World oil quotations surged sharply following the start of military operations by the USA and Israel in Iran. However, this does not mean an automatic jump in fuel prices in Ukraine. As reported by RBC-Ukraine.
After Tehran's statements about readiness to respond, futures for oil in London reached 73 dollars per barrel — the highest in seven months. Since the beginning of the year, the price has increased by 19% due to sanctions, production disruptions, and stockpiling by China.
Oil prices after operations in Iran: how the market reacts
The escalation of the situation may affect OPEC+ countries' decisions. During the next meeting, exporters will consider increasing production to stabilize the market instead of the previously planned moderate increase in supplies.
Sharp fluctuations on the exchange traditionally reflect on the cost of oil products in Europe and thus in Ukraine, which depends on imports.
Fuel prices in Ukraine: will there be an increase
Analyst of the consulting company "Naftomarket" Oleksandr Sirenko notes that further growth in oil quotations may lead to an increase in prices at Ukrainian gas stations.
At the same time, if global indicators decrease, theoretically the cost of fuel should decrease. However, according to the expert, networks do not always respond quickly to price drops, explaining this by selling off previously purchased stocks.
Sirenko also emphasized that it is too early to make accurate forecasts. As an example, he cited events surrounding military actions in Venezuela, where the market actually did not respond to the conflict.
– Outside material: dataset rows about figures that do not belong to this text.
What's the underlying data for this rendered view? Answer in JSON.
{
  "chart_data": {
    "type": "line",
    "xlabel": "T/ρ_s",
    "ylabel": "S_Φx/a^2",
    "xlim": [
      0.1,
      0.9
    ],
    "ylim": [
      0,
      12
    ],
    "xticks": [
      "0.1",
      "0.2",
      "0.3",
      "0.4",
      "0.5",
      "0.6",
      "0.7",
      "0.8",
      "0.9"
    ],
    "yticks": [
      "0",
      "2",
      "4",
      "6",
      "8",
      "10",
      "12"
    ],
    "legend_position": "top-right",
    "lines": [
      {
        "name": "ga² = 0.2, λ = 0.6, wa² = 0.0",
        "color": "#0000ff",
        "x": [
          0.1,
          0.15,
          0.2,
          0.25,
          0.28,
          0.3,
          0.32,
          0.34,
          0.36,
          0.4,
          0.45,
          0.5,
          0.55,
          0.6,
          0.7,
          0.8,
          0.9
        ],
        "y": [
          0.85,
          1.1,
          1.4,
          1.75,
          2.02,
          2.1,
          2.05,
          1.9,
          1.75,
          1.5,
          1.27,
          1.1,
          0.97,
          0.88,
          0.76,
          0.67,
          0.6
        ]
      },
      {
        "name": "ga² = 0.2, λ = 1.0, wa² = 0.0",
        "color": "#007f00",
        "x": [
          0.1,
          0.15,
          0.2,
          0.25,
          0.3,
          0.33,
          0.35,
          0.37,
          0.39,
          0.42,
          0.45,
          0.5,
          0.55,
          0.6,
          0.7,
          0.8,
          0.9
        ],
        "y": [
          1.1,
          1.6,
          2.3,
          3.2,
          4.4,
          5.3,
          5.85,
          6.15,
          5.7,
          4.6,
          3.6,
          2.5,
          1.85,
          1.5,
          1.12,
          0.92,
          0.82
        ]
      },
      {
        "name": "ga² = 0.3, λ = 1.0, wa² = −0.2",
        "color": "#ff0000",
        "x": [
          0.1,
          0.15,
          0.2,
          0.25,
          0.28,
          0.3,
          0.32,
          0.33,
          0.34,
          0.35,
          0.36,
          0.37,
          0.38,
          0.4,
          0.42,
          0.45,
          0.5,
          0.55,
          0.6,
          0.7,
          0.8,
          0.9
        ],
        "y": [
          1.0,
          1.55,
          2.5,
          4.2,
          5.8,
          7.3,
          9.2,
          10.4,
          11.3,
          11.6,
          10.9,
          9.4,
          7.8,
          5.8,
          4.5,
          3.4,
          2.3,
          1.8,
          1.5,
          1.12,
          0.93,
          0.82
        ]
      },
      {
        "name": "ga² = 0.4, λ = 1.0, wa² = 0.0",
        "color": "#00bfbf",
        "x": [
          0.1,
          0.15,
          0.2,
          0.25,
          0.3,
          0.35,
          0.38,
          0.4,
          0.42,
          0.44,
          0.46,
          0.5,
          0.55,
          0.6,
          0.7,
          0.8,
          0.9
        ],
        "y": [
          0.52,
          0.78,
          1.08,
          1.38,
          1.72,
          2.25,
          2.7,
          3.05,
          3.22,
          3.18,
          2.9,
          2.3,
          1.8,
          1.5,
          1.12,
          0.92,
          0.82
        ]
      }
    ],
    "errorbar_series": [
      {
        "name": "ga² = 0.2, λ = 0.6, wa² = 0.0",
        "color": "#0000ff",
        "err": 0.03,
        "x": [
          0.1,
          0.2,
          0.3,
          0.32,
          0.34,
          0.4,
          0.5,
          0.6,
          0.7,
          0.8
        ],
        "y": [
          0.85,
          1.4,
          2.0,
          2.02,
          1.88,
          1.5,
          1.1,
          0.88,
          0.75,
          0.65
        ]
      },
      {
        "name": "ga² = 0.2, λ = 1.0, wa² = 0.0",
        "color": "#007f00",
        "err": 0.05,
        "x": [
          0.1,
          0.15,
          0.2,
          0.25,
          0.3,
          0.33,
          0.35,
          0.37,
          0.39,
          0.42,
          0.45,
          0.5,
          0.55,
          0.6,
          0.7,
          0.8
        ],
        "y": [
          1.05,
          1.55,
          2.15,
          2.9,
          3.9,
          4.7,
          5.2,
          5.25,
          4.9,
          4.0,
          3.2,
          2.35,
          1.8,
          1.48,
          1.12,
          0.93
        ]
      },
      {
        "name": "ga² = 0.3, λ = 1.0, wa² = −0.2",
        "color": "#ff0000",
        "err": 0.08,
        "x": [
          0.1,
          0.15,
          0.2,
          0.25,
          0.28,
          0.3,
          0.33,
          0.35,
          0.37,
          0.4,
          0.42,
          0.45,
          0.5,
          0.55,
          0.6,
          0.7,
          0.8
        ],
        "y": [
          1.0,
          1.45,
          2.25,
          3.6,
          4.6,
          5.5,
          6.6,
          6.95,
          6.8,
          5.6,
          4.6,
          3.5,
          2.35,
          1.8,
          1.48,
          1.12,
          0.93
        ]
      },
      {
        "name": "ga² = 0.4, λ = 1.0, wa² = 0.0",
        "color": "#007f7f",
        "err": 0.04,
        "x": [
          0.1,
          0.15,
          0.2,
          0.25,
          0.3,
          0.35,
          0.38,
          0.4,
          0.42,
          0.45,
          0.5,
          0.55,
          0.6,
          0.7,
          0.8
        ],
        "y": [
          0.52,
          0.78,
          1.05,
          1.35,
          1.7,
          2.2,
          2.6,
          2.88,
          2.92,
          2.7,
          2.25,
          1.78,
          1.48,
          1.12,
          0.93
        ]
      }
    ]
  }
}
"Let's see, on Monday it will be clear what is happening with the quotations based on the final reports. And based on these figures, we will purchase the next batches," the specialist noted.
It is worth noting that with the rise in fuel prices in the market the share of low-quality gasoline increases. Such conclusions were published by experts from the Institute of Consumer Expertise after checking gas station networks.